First child diagnosed with Internet addiction by the NHS
A 15-year-old boy is being treated for Internet gaming addiction in what is believed to be the first time the NHS has diagnosed such a condition.
The teenage son of Kendal Parmar from London has become so addicted to online gaming that he lost confidence in leaving the house and was forced to miss school for a whole year.
“I call it a silent addiction,” Parmar told the Telegraph. “If you were shooting up in a park, everyone would care a lot more because it disrupts society. If he was drunk and driving a motorbike, everyone would care. But no-one cares if he is sitting in his bedroom.”
The mum-of-five has spent three years fighting to get her son’s condition officially recognised by the NHS. Private treatment would have cost upwards of £350 per session.
Having tried everything she believes possible to break his addiction including putting a safe in her bedroom to lock up his phone and computer, and multiple parental control devices, her son was forced to spend eight weeks in hospital recovering.
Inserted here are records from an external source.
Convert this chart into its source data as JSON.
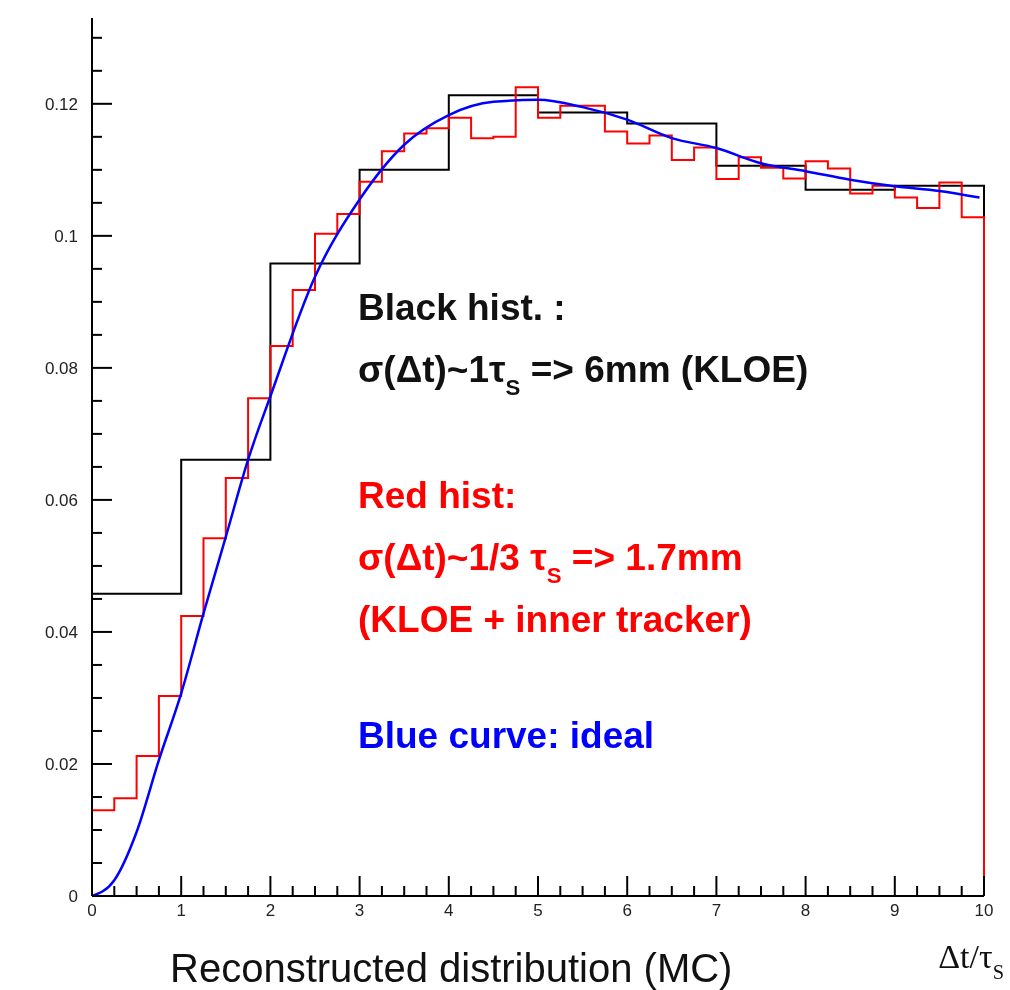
{
  "chart_data": {
    "type": "histogram",
    "xlabel": "Δt/τ$_{S}$",
    "xlim": [
      0,
      10
    ],
    "ylim": [
      0,
      0.133
    ],
    "xticks": [
      0,
      {
        "value": 0.25,
        "label": null
      },
      {
        "value": 0.5,
        "label": null
      },
      {
        "value": 0.75,
        "label": null
      },
      1,
      {
        "value": 1.25,
        "label": null
      },
      {
        "value": 1.5,
        "label": null
      },
      {
        "value": 1.75,
        "label": null
      },
      2,
      {
        "value": 2.25,
        "label": null
      },
      {
        "value": 2.5,
        "label": null
      },
      {
        "value": 2.75,
        "label": null
      },
      3,
      {
        "value": 3.25,
        "label": null
      },
      {
        "value": 3.5,
        "label": null
      },
      {
        "value": 3.75,
        "label": null
      },
      4,
      {
        "value": 4.25,
        "label": null
      },
      {
        "value": 4.5,
        "label": null
      },
      {
        "value": 4.75,
        "label": null
      },
      5,
      {
        "value": 5.25,
        "label": null
      },
      {
        "value": 5.5,
        "label": null
      },
      {
        "value": 5.75,
        "label": null
      },
      6,
      {
        "value": 6.25,
        "label": null
      },
      {
        "value": 6.5,
        "label": null
      },
      {
        "value": 6.75,
        "label": null
      },
      7,
      {
        "value": 7.25,
        "label": null
      },
      {
        "value": 7.5,
        "label": null
      },
      {
        "value": 7.75,
        "label": null
      },
      8,
      {
        "value": 8.25,
        "label": null
      },
      {
        "value": 8.5,
        "label": null
      },
      {
        "value": 8.75,
        "label": null
      },
      9,
      {
        "value": 9.25,
        "label": null
      },
      {
        "value": 9.5,
        "label": null
      },
      {
        "value": 9.75,
        "label": null
      },
      10
    ],
    "yticks": [
      0,
      {
        "value": 0.005,
        "label": null
      },
      {
        "value": 0.01,
        "label": null
      },
      {
        "value": 0.015,
        "label": null
      },
      0.02,
      {
        "value": 0.025,
        "label": null
      },
      {
        "value": 0.03,
        "label": null
      },
      {
        "value": 0.035,
        "label": null
      },
      0.04,
      {
        "value": 0.045,
        "label": null
      },
      {
        "value": 0.05,
        "label": null
      },
      {
        "value": 0.055,
        "label": null
      },
      0.06,
      {
        "value": 0.065,
        "label": null
      },
      {
        "value": 0.07,
        "label": null
      },
      {
        "value": 0.075,
        "label": null
      },
      0.08,
      {
        "value": 0.085,
        "label": null
      },
      {
        "value": 0.09,
        "label": null
      },
      {
        "value": 0.095,
        "label": null
      },
      0.1,
      {
        "value": 0.105,
        "label": null
      },
      {
        "value": 0.11,
        "label": null
      },
      {
        "value": 0.115,
        "label": null
      },
      0.12,
      {
        "value": 0.125,
        "label": null
      },
      {
        "value": 0.13,
        "label": null
      }
    ],
    "grid": false,
    "series": [
      {
        "color": "#000000",
        "bins": [
          0,
          1,
          2,
          3,
          4,
          5,
          6,
          7,
          8,
          9,
          10
        ],
        "values": [
          0.0458,
          0.0661,
          0.0958,
          0.11,
          0.1213,
          0.1187,
          0.117,
          0.1106,
          0.107,
          0.1076
        ]
      },
      {
        "color": "#ff0000",
        "bins": [
          0,
          0.25,
          0.5,
          0.75,
          1,
          1.25,
          1.5,
          1.75,
          2,
          2.25,
          2.5,
          2.75,
          3,
          3.25,
          3.5,
          3.75,
          4,
          4.25,
          4.5,
          4.75,
          5,
          5.25,
          5.5,
          5.75,
          6,
          6.25,
          6.5,
          6.75,
          7,
          7.25,
          7.5,
          7.75,
          8,
          8.25,
          8.5,
          8.75,
          9,
          9.25,
          9.5,
          9.75,
          10
        ],
        "values": [
          0.013,
          0.0148,
          0.0212,
          0.0303,
          0.0424,
          0.0542,
          0.0633,
          0.0754,
          0.0833,
          0.0918,
          0.1003,
          0.1033,
          0.1082,
          0.1128,
          0.1155,
          0.1163,
          0.1179,
          0.1148,
          0.115,
          0.1225,
          0.1179,
          0.1197,
          0.1197,
          0.1158,
          0.114,
          0.1152,
          0.1115,
          0.1134,
          0.1086,
          0.1119,
          0.1103,
          0.1087,
          0.1113,
          0.1102,
          0.1064,
          0.1076,
          0.1058,
          0.1042,
          0.1081,
          0.1028
        ]
      },
      {
        "type": "line",
        "color": "#0000ff",
        "x": [
          0,
          0.25,
          0.5,
          0.75,
          1,
          1.25,
          1.5,
          1.75,
          2,
          2.5,
          3,
          3.5,
          4,
          4.5,
          5,
          5.5,
          6,
          6.5,
          7,
          7.5,
          8,
          8.5,
          9,
          9.5,
          9.95
        ],
        "values": [
          0,
          0.0024,
          0.0097,
          0.0206,
          0.0307,
          0.0428,
          0.0544,
          0.0661,
          0.0757,
          0.0938,
          0.1055,
          0.1138,
          0.1183,
          0.1203,
          0.1206,
          0.1195,
          0.1176,
          0.1148,
          0.1133,
          0.111,
          0.1098,
          0.1085,
          0.1075,
          0.1068,
          0.1058
        ]
      }
    ],
    "annotations": [
      "Black hist. :",
      "σ(Δt)~1τ$_{S}$ => 6mm (KLOE)",
      "Red hist:",
      "σ(Δt)~1/3 τ$_{S}$ => 1.7mm",
      "(KLOE + inner tracker)",
      "Blue curve: ideal",
      "Reconstructed distribution (MC)"
    ]
  }
}
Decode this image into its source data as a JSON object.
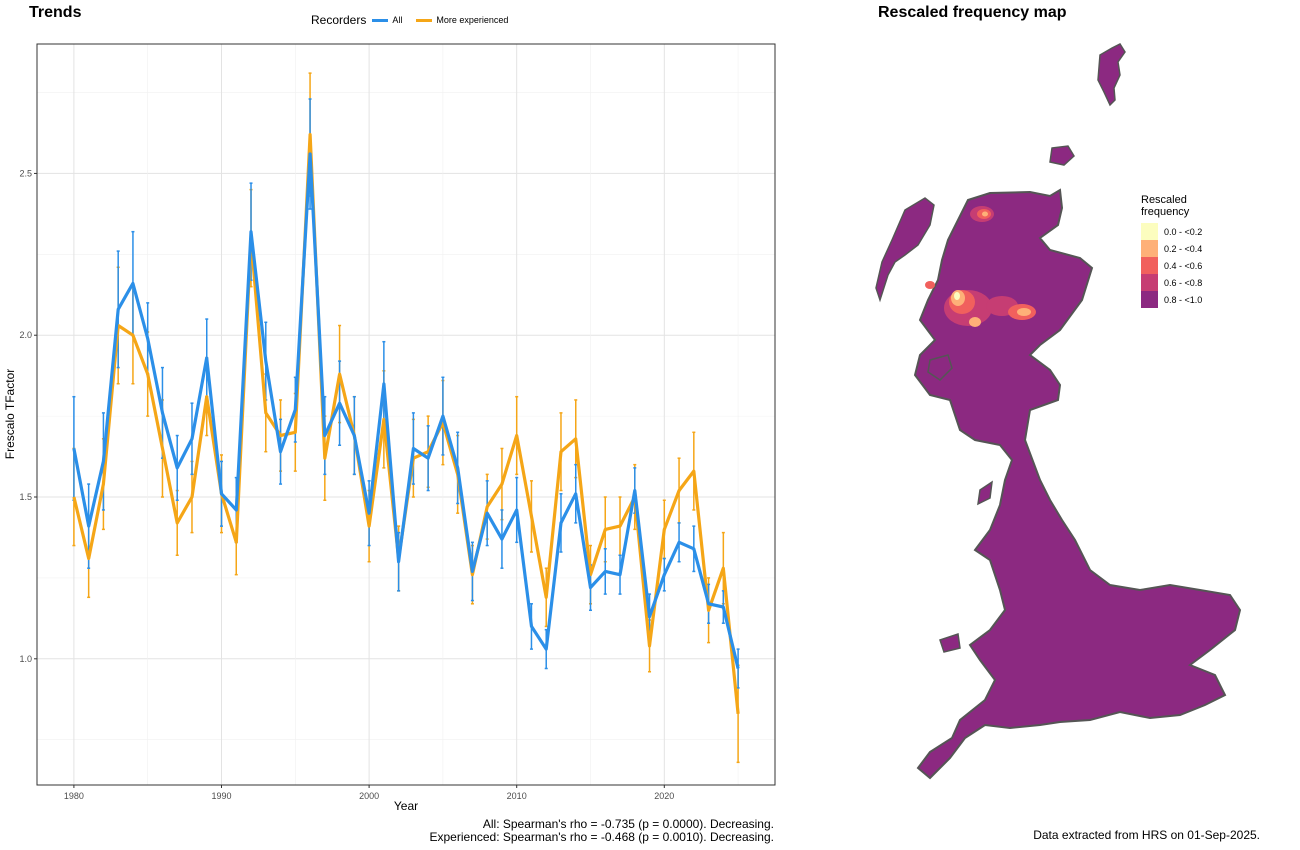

In an interview with the Telegraph the mum described how her son used to be extremely sociable and excel at school and in sport, captaining the county rugby and cricket teams. But this all changed when his love of gaming took hold.
“I knew it was addictive [at the beginning] when he was online instead of doing his homework. He started to be an addict and avoided the real world,” the mum, who co-founded Untapped AI, which supports people online in work and at home, recalled.
“He has great mates [in other gamers online] and he is having fun running virtual worlds and non-existent kingdoms but it’s not real. It’s become so real that there’s nothing outside it anymore.”
“Every moment he’s awake, he wants to be on a game,” she continued. “There is no outside world. It has become all-consuming.”
While the case is believed to be the first of its kind in the UK, news has also emerged of a girl of nine being admitted to rehab after becoming so addicted to the latest must-play video game she wet herself to keep playing.
Her horrified parents have revealed how their daughter is now in intensive therapy after getting hooked on Fortnite.
Experts are now warning she could be one of many children at risk of developing mental health problems as a result of over-playing the fight-to-the-death game.
Over 40 million have downloaded the game since it was launched last July. The game’s most popular format is the Battle Royale in which 100 players fight each other until one is left standing.
Towards the end of last year the World Health Organisation (WHO) classified Internet gaming as a mental health disorder.
It is believed that thousands of people in the UK suffer from similar issues, as new studies show that four per cent of adolescents are clinically at risk of addiction.